Negli ultimi giorni mi sono trovato esattamente in questa situazione. E quello che ho visto, lato assistenza seller, non torna.
La mia esperienza: ASIN bloccati senza una logica chiara
Da circa una settimana sto cercando di farmi sbloccare alcuni ASIN bloccati per “prezzo equo”.
Il punto è semplice:
Ho fornito fatture.
Ho dimostrato i costi reali.
Ho dimostrato che non c’è nessun margine assurdo (tipo +300%, che tra l’altro su Amazon è già difficile per natura).
Eppure, niente.
Le risposte dell’assistenza sono standard, ripetitive, spesso scollegate da quello che invii. Ti chiedono documenti, li carichi, e poi ti rispondono come se non li avessero mai letti.
Qui non si parla di protezione del cliente. Si parla di blocchi automatici che poi nessuno sa davvero come sbloccare.
Come funziona davvero la politica del prezzo equo Amazon
Secondo la policy ufficiale Amazon:
- i venditori decidono liberamente il prezzo
- Amazon confronta il prezzo con altri canali
- se lo ritiene “non equo”, può rimuovere l’offerta o bloccarla
In particolare vengono penalizzati:
- prezzi più alti rispetto ad altri marketplace
- spese di spedizione considerate eccessive
- bundle con prezzo unitario più alto rispetto al singolo
- prezzi di riferimento fuorvianti
Fin qui, tutto teoricamente corretto.
Il problema nasce nell’applicazione.
Perché nella pratica il sistema non sempre distingue tra:
- reale speculazione
- differenze di costo (fornitori, stock, logistica)
- strategie di pricing normali
Il caso Germania: multa da 59 milioni
Nel 2026 l’Antitrust tedesca ha multato Amazon per 59 milioni di euro proprio su questo tema.
Fonte: Repubblica Finanza
https://finanza.repubblica.it/News/2026/02/05/amazon_multa_da_59_milioni_di_euro_dallantitrust_tedesca_stop_ai_controlli_sui_prezzi-83/
Il motivo dichiarato riguarda i controlli sui prezzi ritenuti troppo invasivi e penalizzanti per i venditori.
Questo dato è verificabile dalla fonte sopra. Non è un’opinione.
Il vero problema per chi vende su Amazon
Il problema non è la regola.
Il problema è che:
- non esiste trasparenza sul perché un prezzo viene bloccato
- non esiste una soglia chiara
- non esiste un processo di revisione efficace
E questo crea un rischio enorme per chi lavora su Amazon in modo serio.
Perché puoi avere:
- fatture in regola
- margini normali
- prezzo coerente
E comunque ritrovarti con ASIN fermi.
Come proteggerti da questi blocchi (strategie pratiche)

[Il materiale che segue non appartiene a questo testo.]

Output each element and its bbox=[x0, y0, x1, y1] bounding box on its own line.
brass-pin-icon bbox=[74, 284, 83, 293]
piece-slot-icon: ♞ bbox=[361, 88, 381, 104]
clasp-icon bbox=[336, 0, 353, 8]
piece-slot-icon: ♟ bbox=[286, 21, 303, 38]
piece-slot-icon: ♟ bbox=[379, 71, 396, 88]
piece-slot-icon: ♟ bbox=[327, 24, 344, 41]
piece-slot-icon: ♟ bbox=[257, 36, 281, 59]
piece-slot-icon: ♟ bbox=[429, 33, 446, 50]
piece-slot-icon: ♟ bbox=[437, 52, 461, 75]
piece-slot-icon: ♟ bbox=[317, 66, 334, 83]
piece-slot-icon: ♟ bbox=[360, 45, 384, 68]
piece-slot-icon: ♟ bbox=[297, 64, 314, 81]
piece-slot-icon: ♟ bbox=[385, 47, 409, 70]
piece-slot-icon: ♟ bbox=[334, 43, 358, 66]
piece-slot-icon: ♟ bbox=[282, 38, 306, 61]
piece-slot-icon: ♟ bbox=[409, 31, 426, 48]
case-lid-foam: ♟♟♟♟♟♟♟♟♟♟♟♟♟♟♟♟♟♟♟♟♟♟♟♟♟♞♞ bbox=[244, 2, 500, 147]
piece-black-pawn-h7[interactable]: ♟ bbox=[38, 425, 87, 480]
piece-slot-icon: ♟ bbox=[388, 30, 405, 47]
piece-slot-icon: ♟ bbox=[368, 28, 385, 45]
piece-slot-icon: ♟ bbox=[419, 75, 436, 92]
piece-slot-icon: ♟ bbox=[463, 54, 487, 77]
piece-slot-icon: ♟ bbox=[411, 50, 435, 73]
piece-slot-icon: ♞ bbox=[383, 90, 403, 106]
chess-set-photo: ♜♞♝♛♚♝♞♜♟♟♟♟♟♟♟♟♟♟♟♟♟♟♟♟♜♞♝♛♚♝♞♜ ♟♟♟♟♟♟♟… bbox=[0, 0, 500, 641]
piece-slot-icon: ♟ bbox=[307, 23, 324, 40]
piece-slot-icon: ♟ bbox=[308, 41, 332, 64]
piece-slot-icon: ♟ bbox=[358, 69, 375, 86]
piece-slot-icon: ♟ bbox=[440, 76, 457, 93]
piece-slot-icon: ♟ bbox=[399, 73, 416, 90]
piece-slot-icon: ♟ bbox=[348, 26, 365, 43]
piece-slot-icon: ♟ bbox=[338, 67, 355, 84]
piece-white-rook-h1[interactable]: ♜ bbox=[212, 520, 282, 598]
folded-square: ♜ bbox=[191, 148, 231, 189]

Non esiste una soluzione perfetta, ma ci sono alcune azioni che riducono il rischio:
- Monitorare i prezzi fuori Amazon (sito, altri marketplace) per evitare differenze evidenti
- Evitare aumenti improvvisi di prezzo, soprattutto su prodotti con storico stabile
- Controllare i costi di spedizione e mantenerli allineati al mercato
- Tenere sempre pronte fatture e documentazione acquisto
- Evitare bundle con prezzo unitario poco coerente
- Usare repricer con limiti chiari per non uscire da range realistici
Non elimina il problema, ma aiuta.
Il mio parere
Questa politica, così com’è oggi, non funziona.
Non perché l’idea sia sbagliata, ma perché l’esecuzione è sbilanciata.
Protegge il cliente, sì. Ma spesso penalizza chi vende correttamente.
Se devo dimostrare con fattura che non sto speculando e comunque resto bloccato, allora il sistema non sta funzionando.
La multa tedesca va proprio in questa direzione. E onestamente, ci sta.
Conclusione
Se vendi su Amazon, il prezzo equo è un tema che non puoi ignorare.
Non è solo una questione di pricing.
È una questione di rischio operativo.
Se ti trovi in una situazione simile, non aspettare. Analizza i prezzi, controlla gli altri canali e prepara subito documentazione solida.
Se vuoi evitare questi blocchi (o risolverli più velocemente), lavorare sulla strategia prezzo è oggi parte integrante della gestione account.